Hamas Shuts Down Gaza Protest with Mass Beatings and Arrests

Ashraf Amra/APAIMAGES
Ashraf Amra/APAIMAGES

Hamas, the radical Islamist entity which rules the Gaza Strip, carried out mass beatings and arrests to shut down a protest on Wednesday.

Over 400 Gazans took to the streets of Shejaiya to express their discontent, but they were quickly shut down after plainclothes Hamas police officers ran into the crowd and carried out a number of beatings, AFP reports.

Shejaiya, a neighborhood in northeast Gaza, was heavily hit by Israeli forces in a war between the Jewish state and Hamas in the summer of 2014. Much of Shejaiya was left in ruins after Hamas conducted missile launches into Israel from inside the city. The terror group frequently used women and children as human shields to carry out the indiscriminate rocket attacks against Israel’s civilian population centers.

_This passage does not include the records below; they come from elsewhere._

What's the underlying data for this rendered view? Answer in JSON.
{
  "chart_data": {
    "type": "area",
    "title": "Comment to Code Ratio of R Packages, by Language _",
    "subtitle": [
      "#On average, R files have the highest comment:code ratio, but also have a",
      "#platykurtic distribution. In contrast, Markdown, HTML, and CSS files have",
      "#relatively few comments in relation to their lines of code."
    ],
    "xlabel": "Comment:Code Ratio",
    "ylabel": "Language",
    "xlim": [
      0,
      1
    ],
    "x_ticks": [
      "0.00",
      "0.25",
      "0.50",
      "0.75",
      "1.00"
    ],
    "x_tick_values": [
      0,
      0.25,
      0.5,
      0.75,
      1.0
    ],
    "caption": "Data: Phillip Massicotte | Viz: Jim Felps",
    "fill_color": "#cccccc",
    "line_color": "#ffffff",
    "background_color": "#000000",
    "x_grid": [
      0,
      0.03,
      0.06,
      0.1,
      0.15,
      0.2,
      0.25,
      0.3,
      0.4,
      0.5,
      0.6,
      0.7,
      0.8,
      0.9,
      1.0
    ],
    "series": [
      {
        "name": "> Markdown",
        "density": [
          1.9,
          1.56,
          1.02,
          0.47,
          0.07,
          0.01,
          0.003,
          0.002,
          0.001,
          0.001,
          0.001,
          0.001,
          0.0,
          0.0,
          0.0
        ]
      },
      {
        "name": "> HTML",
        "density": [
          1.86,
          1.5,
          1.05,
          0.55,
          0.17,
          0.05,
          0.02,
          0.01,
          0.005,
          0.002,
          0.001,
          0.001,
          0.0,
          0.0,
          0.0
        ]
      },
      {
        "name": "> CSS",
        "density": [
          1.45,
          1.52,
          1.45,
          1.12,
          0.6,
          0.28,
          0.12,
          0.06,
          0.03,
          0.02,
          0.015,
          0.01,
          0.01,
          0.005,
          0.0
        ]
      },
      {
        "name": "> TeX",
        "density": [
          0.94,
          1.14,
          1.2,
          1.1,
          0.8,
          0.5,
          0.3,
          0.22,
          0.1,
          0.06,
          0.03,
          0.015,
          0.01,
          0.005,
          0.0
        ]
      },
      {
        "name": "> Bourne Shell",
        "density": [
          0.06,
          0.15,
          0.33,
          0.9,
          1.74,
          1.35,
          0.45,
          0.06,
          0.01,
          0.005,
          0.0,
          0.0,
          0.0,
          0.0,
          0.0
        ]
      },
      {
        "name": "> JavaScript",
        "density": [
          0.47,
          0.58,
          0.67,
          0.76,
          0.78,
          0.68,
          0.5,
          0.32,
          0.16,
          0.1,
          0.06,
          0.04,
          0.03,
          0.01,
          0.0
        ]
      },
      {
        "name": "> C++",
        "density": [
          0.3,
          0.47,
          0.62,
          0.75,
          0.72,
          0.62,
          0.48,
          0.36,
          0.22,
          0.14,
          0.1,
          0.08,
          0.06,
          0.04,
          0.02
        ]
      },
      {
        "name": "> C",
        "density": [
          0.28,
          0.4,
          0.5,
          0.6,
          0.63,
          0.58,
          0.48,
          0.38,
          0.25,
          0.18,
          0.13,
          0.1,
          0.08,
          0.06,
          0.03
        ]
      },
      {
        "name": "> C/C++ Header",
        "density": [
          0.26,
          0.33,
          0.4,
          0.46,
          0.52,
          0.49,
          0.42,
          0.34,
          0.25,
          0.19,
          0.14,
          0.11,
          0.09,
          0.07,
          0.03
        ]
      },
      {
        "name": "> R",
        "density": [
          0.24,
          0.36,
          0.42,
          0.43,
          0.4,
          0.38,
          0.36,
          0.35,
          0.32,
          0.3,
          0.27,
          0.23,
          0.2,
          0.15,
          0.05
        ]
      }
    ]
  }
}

After the beatings, the Hamas authorities arrested at least seven individuals who participated in the protest, a witness told AFP.

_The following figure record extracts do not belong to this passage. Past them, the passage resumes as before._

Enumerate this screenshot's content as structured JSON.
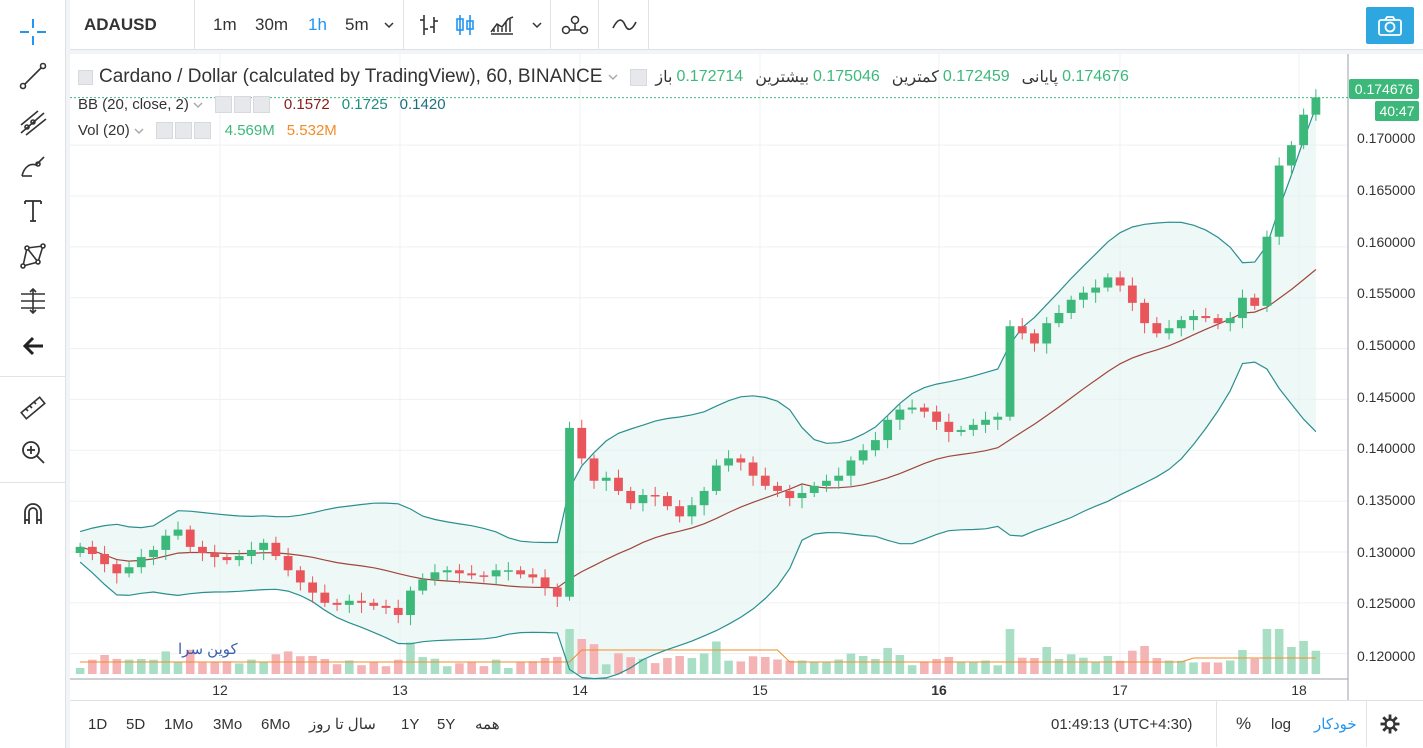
{
  "toolbar": {
    "symbol": "ADAUSD",
    "intervals": [
      "1m",
      "30m",
      "1h",
      "5m"
    ],
    "active_interval": "1h"
  },
  "legend": {
    "title": "Cardano / Dollar (calculated by TradingView), 60, BINANCE",
    "open_label": "باز",
    "open": "0.172714",
    "high_label": "بیشترین",
    "high": "0.175046",
    "low_label": "کمترین",
    "low": "0.172459",
    "close_label": "پایانی",
    "close": "0.174676"
  },
  "indicators": [
    {
      "name": "BB (20, close, 2)",
      "values": [
        "0.1572",
        "0.1725",
        "0.1420"
      ],
      "colors": [
        "#8b1a1a",
        "#1e8c7e",
        "#1e6e80"
      ]
    },
    {
      "name": "Vol (20)",
      "values": [
        "4.569M",
        "5.532M"
      ],
      "colors": [
        "#3cb97a",
        "#f28c28"
      ]
    }
  ],
  "price_axis": {
    "labels": [
      "0.170000",
      "0.165000",
      "0.160000",
      "0.155000",
      "0.150000",
      "0.145000",
      "0.140000",
      "0.135000",
      "0.130000",
      "0.125000",
      "0.120000"
    ],
    "last_price": "0.174676",
    "countdown": "40:47"
  },
  "time_axis": {
    "labels": [
      "12",
      "13",
      "14",
      "15",
      "16",
      "17",
      "18"
    ],
    "bold_label": "16"
  },
  "watermark": "کوین سرا",
  "bottom": {
    "ranges": [
      "1D",
      "5D",
      "1Mo",
      "3Mo",
      "6Mo",
      "سال تا روز",
      "1Y",
      "5Y",
      "همه"
    ],
    "clock": "01:49:13 (UTC+4:30)",
    "percent": "%",
    "log": "log",
    "auto": "خودکار"
  },
  "colors": {
    "up": "#3cb97a",
    "down": "#e8565c",
    "bb_band": "#2a8f8f",
    "bb_mid": "#a0463c",
    "vol_ma": "#f28c28"
  },
  "chart_data": {
    "type": "candlestick",
    "title": "Cardano / Dollar (calculated by TradingView), 60, BINANCE",
    "x_ticks": [
      "12",
      "13",
      "14",
      "15",
      "16",
      "17",
      "18"
    ],
    "ylim": [
      0.118,
      0.177
    ],
    "y_ticks": [
      0.12,
      0.125,
      0.13,
      0.135,
      0.14,
      0.145,
      0.15,
      0.155,
      0.16,
      0.165,
      0.17
    ],
    "last": {
      "open": 0.172714,
      "high": 0.175046,
      "low": 0.172459,
      "close": 0.174676
    },
    "close_series": [
      0.1305,
      0.1298,
      0.1288,
      0.1279,
      0.1285,
      0.1295,
      0.1302,
      0.1316,
      0.1322,
      0.1305,
      0.1299,
      0.1295,
      0.1292,
      0.1296,
      0.1302,
      0.1309,
      0.1296,
      0.1282,
      0.127,
      0.126,
      0.125,
      0.1248,
      0.1252,
      0.125,
      0.1247,
      0.1245,
      0.1238,
      0.1262,
      0.1273,
      0.128,
      0.1282,
      0.1279,
      0.1277,
      0.1276,
      0.1282,
      0.1282,
      0.1278,
      0.1275,
      0.1265,
      0.1256,
      0.1422,
      0.1392,
      0.137,
      0.1373,
      0.136,
      0.1348,
      0.1356,
      0.1355,
      0.1345,
      0.1335,
      0.1346,
      0.136,
      0.1385,
      0.1392,
      0.1388,
      0.1375,
      0.1365,
      0.136,
      0.1353,
      0.1358,
      0.1365,
      0.137,
      0.1375,
      0.139,
      0.14,
      0.141,
      0.143,
      0.144,
      0.1442,
      0.1438,
      0.1428,
      0.1418,
      0.142,
      0.1425,
      0.143,
      0.1433,
      0.1522,
      0.1515,
      0.1505,
      0.1525,
      0.1535,
      0.1548,
      0.1555,
      0.156,
      0.157,
      0.1562,
      0.1545,
      0.1525,
      0.1515,
      0.152,
      0.1528,
      0.1532,
      0.153,
      0.1525,
      0.153,
      0.155,
      0.1542,
      0.161,
      0.168,
      0.17,
      0.173,
      0.1747
    ],
    "bb_upper_end": 0.1572,
    "bb_basis_end": 0.1725,
    "bb_lower_end": 0.142,
    "volume_end": "4.569M",
    "volume_ma_end": "5.532M"
  }
}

The Hamas Interior Ministry claimed that police had to step in “to protect the lives of those participating, after which calm prevailed.”

Hamas has a long track record of violently shutting down protests in Gaza and sometimes takes extreme action to discourage public dissent. In July 2014, 20 Gazans who took part in anti-war protests were immediately rounded up and shot dead by Hamas police, according Israel’s Channel 10 news.

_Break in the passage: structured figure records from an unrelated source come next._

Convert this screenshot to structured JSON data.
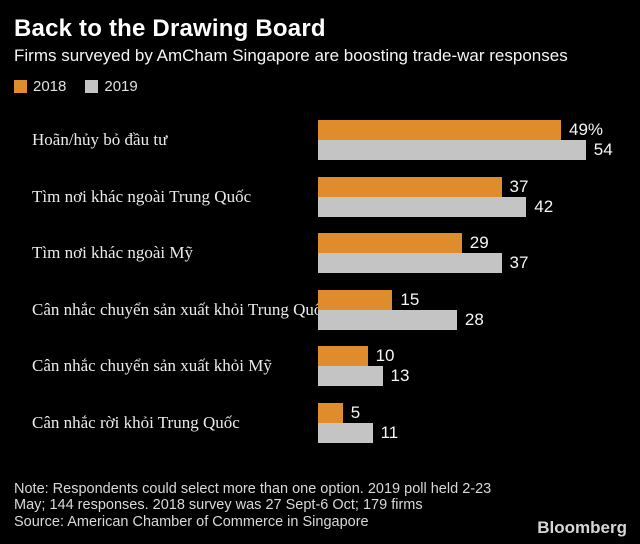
{
  "header": {
    "title": "Back to the Drawing Board",
    "subtitle": "Firms surveyed by AmCham Singapore are boosting trade-war responses"
  },
  "colors": {
    "background": "#000000",
    "series_2018": "#de8c2c",
    "series_2019": "#c4c4c4",
    "text": "#ffffff",
    "muted_text": "#d9d9d9"
  },
  "chart_data": {
    "type": "bar",
    "orientation": "horizontal",
    "title": "Back to the Drawing Board",
    "subtitle": "Firms surveyed by AmCham Singapore are boosting trade-war responses",
    "unit": "percent of firms",
    "xlim": [
      0,
      54
    ],
    "grid": false,
    "legend_position": "top-left",
    "categories": [
      "Hoãn/hủy bỏ đầu tư",
      "Tìm nơi khác ngoài Trung Quốc",
      "Tìm nơi khác ngoài Mỹ",
      "Cân nhắc chuyển sản xuất khỏi Trung Quốc",
      "Cân nhắc chuyển sản xuất khỏi Mỹ",
      "Cân nhắc rời khỏi Trung Quốc"
    ],
    "series": [
      {
        "name": "2018",
        "color": "#de8c2c",
        "values": [
          49,
          37,
          29,
          15,
          10,
          5
        ],
        "value_labels": [
          "49%",
          "37",
          "29",
          "15",
          "10",
          "5"
        ]
      },
      {
        "name": "2019",
        "color": "#c4c4c4",
        "values": [
          54,
          42,
          37,
          28,
          13,
          11
        ],
        "value_labels": [
          "54",
          "42",
          "37",
          "28",
          "13",
          "11"
        ]
      }
    ]
  },
  "footer": {
    "note_lines": [
      "Note: Respondents could select more than one option. 2019 poll held 2-23",
      "May; 144 responses. 2018 survey was 27 Sept-6 Oct; 179 firms",
      "Source: American Chamber of Commerce in Singapore"
    ],
    "brand": "Bloomberg"
  }
}
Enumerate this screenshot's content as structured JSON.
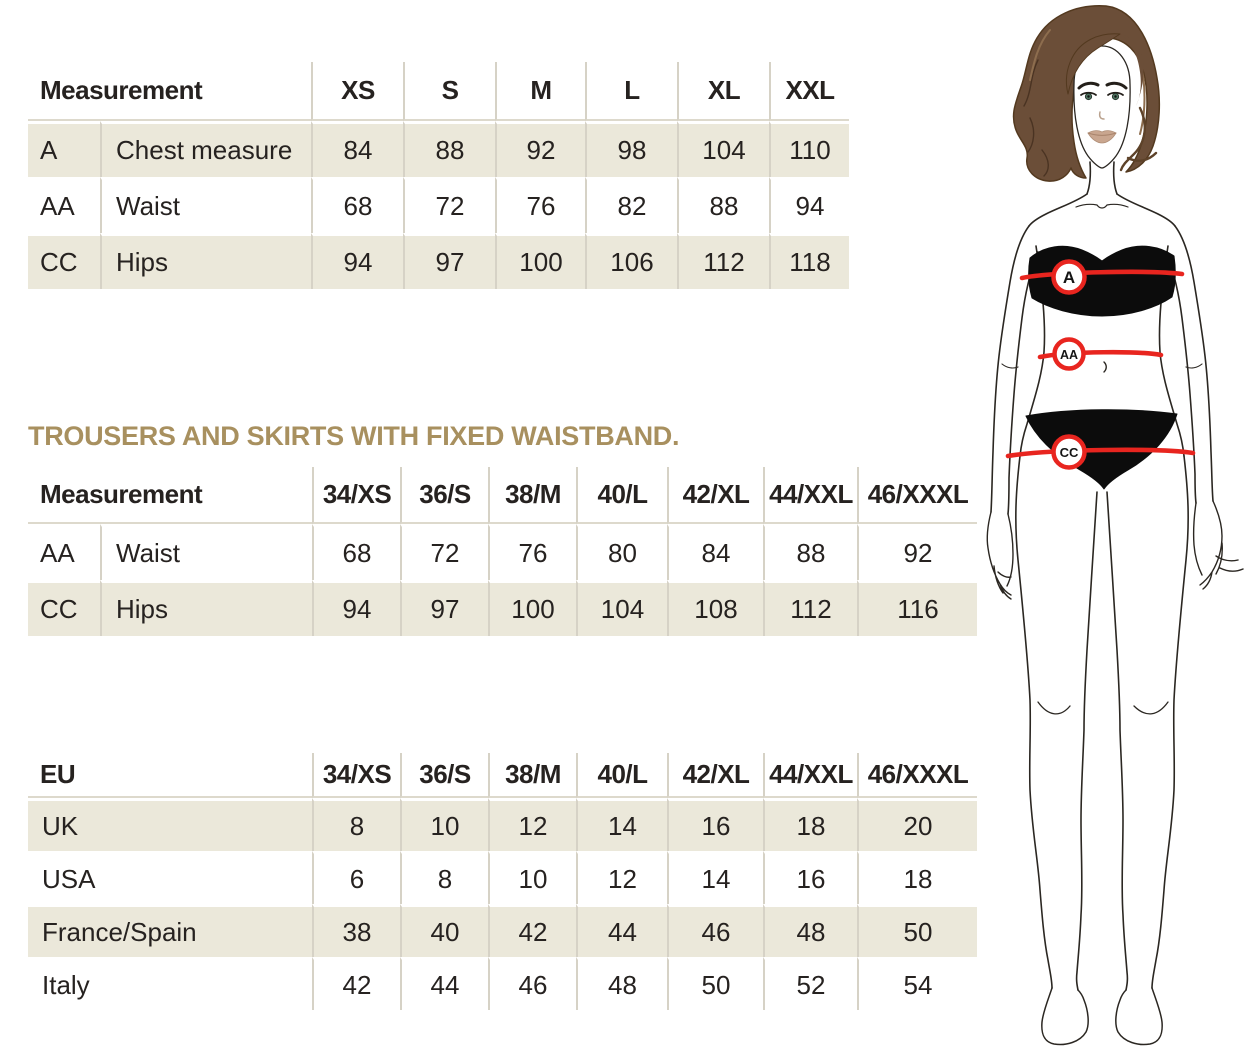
{
  "page": {
    "background": "#ffffff"
  },
  "palette": {
    "shaded_row": "#ebe8da",
    "divider": "#d6d2c6",
    "heading_gold": "#a8905f",
    "accent_red": "#e8251f",
    "text": "#262220",
    "hair_brown": "#6b4e38"
  },
  "section_heading": "TROUSERS AND SKIRTS WITH FIXED WAISTBAND.",
  "tables": {
    "sizes_top": {
      "header": [
        "Measurement",
        "XS",
        "S",
        "M",
        "L",
        "XL",
        "XXL"
      ],
      "rows": [
        {
          "code": "A",
          "label": "Chest measure",
          "values": [
            "84",
            "88",
            "92",
            "98",
            "104",
            "110"
          ],
          "shaded": true
        },
        {
          "code": "AA",
          "label": "Waist",
          "values": [
            "68",
            "72",
            "76",
            "82",
            "88",
            "94"
          ],
          "shaded": false
        },
        {
          "code": "CC",
          "label": "Hips",
          "values": [
            "94",
            "97",
            "100",
            "106",
            "112",
            "118"
          ],
          "shaded": true
        }
      ]
    },
    "fixed_waistband": {
      "header": [
        "Measurement",
        "34/XS",
        "36/S",
        "38/M",
        "40/L",
        "42/XL",
        "44/XXL",
        "46/XXXL"
      ],
      "rows": [
        {
          "code": "AA",
          "label": "Waist",
          "values": [
            "68",
            "72",
            "76",
            "80",
            "84",
            "88",
            "92"
          ],
          "shaded": false
        },
        {
          "code": "CC",
          "label": "Hips",
          "values": [
            "94",
            "97",
            "100",
            "104",
            "108",
            "112",
            "116"
          ],
          "shaded": true
        }
      ]
    },
    "conversion": {
      "header": [
        "EU",
        "34/XS",
        "36/S",
        "38/M",
        "40/L",
        "42/XL",
        "44/XXL",
        "46/XXXL"
      ],
      "rows": [
        {
          "label": "UK",
          "values": [
            "8",
            "10",
            "12",
            "14",
            "16",
            "18",
            "20"
          ],
          "shaded": true
        },
        {
          "label": "USA",
          "values": [
            "6",
            "8",
            "10",
            "12",
            "14",
            "16",
            "18"
          ],
          "shaded": false
        },
        {
          "label": "France/Spain",
          "values": [
            "38",
            "40",
            "42",
            "44",
            "46",
            "48",
            "50"
          ],
          "shaded": true
        },
        {
          "label": "Italy",
          "values": [
            "42",
            "44",
            "46",
            "48",
            "50",
            "52",
            "54"
          ],
          "shaded": false
        }
      ]
    }
  },
  "figure": {
    "badges": [
      {
        "id": "chest",
        "label": "A"
      },
      {
        "id": "waist",
        "label": "AA"
      },
      {
        "id": "hips",
        "label": "CC"
      }
    ]
  }
}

The Palestinian Islamist group seized authority over Gaza in 2007 after Israel unilaterally withdrew from the territory in exchange for hopes for peace with the Palestinians.

Hamas’s charter explicitly calls for the destruction of Israel and the killing of Jews. In March 2014, its chairman, Khaled Mashaal, reaffirmed the group’s genocidal principles. Mashaal said that one’s greatest achievement in life is to die a martyr, and that Palestinians should always be seeking Israel’s destruction.